Malay Chinese literature from the Dutch colonialism period has actually significant roles in Indonesian literary development. But the colonial policy as well as racism of the era had instead marginalised it.
“The contribution from Chinese descendants in Indonesia literary development, especially modern drama, was very important. The works of such descendants were the pioneer of plays in that era and contributed to the modern Indonesian plays,” said Cahyaningrum Dewojati in her open doctoral promotion on Monday (19/6) at Faculty of Cultural Sciences UGM.
In the pre-Indonesian times, she said, Malay Chinese drama had often been written, published and performed on stage long before the Bebasari drama in 1926 written by Rustam Effendi that is considered as the first modern drama of Indonesia of the Balai Pustaka era.
“But the fact was that many Malay Chinese drama had been published and performed earlier since 1912,” said the lecturer of Indonesian literature.
Despite their contribution to the pre-Indonesian or colonial literature, these were never published by Balai Pustaka because they were seen as below the standard. Cahyaningrum, said this decision was related to the assumptions of rascism.
In her dissertation entitled Malay Chinese Drama before Independence War 1912-1937: a Post Colonialism Study, Cahyaningrum discused issues such as identities of being Chinese that is constructed in the Malay Chinese drama by the writer, as well as social, political, and cultural situation that are reflected in their works.
Explaining the relations of Malay Chinese as the occupied community in the Dutch Indies, she picked up the idea of Babha on the relation between the occupier and the occupied that are not always complex, contracting, and ambivalent.
“The Chinese descendants in this study are placed as the one that is controlled in the context of Dutch citizenship law under the control of the colonial government,” she added.
She said that the Malay Chinese drama written by Chinese descendants in Indonesia during the Dutch colonialism between 1912-1937 was categorised as hybrid literature. Hybrid patterns reflected in the drama were the result of encounters and frictions among the writers with various cultures, ethnic groups, and social class.
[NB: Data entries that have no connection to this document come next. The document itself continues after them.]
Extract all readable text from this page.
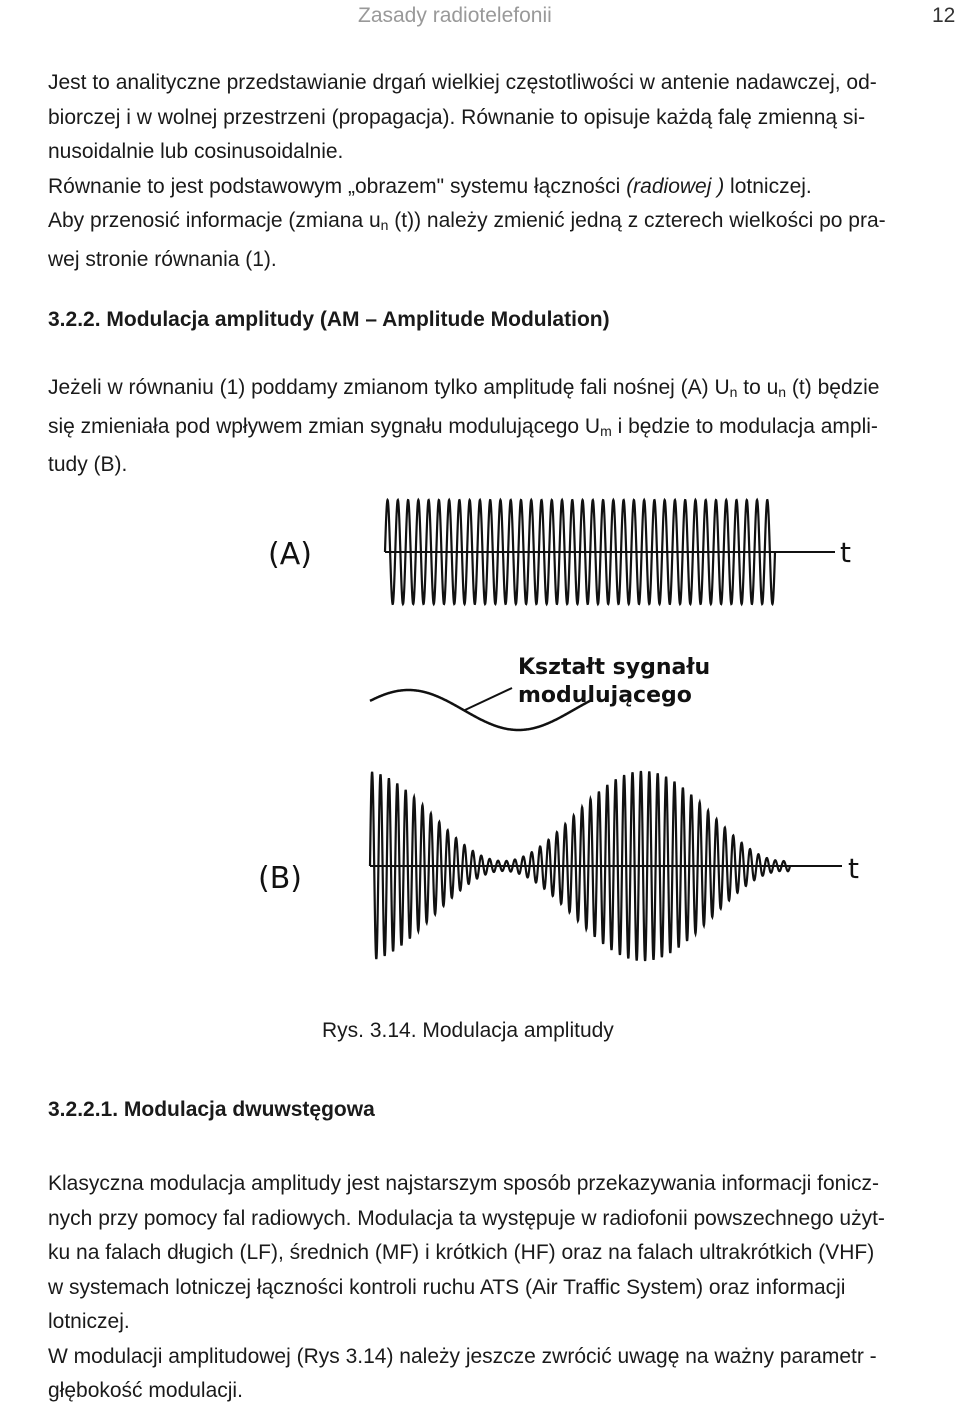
Zasady radiotelefonii	12
Jest to analityczne przedstawianie drgań wielkiej częstotliwości w antenie nadawczej, od-
biorczej i w wolnej przestrzeni (propagacja). Równanie to opisuje każdą falę zmienną si-
nusoidalnie lub cosinusoidalnie.
Równanie to jest podstawowym „obrazem" systemu łączności (radiowej ) lotniczej.
Aby przenosić informacje (zmiana $u_n$ (t)) należy zmienić jedną z czterech wielkości po pra-
wej stronie równania (1).
3.2.2. Modulacja amplitudy (AM – Amplitude Modulation)
Jeżeli w równaniu (1) poddamy zmianom tylko amplitudę fali nośnej (A) $U_n$ to $u_n$ (t) będzie
się zmieniała pod wpływem zmian sygnału modulującego $U_m$ i będzie to modulacja ampli-
tudy (B).
(A)	t
Kształt sygnału
modulującego
(B)	t
Rys. 3.14. Modulacja amplitudy
3.2.2.1. Modulacja dwuwstęgowa
Klasyczna modulacja amplitudy jest najstarszym sposób przekazywania informacji fonicz-
nych przy pomocy fal radiowych. Modulacja ta występuje w radiofonii powszechnego użyt-
ku na falach długich (LF), średnich (MF) i krótkich (HF) oraz na falach ultrakrótkich (VHF)
w systemach lotniczej łączności kontroli ruchu ATS (Air Traffic System) oraz informacji
lotniczej.
W modulacji amplitudowej (Rys 3.14) należy jeszcze zwrócić uwagę na ważny parametr -
głębokość modulacji.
Further she explained patterns or characteristics of the hybrid in the Malay Chinese drama, for example, how the drama showed the ambivalence of the writer towards Dutch colonial government and the native people. There was also the dynamics of struggles and negotiation between cultures and how the Malay Chinese drama became the embodiment of vocalisation of Chinese descendants in Indonesia.
“The encounter of the Chinese descendants and other cultures in Indonesia during the Dutch colonial era often caused identity struggle among the descendants,” she said.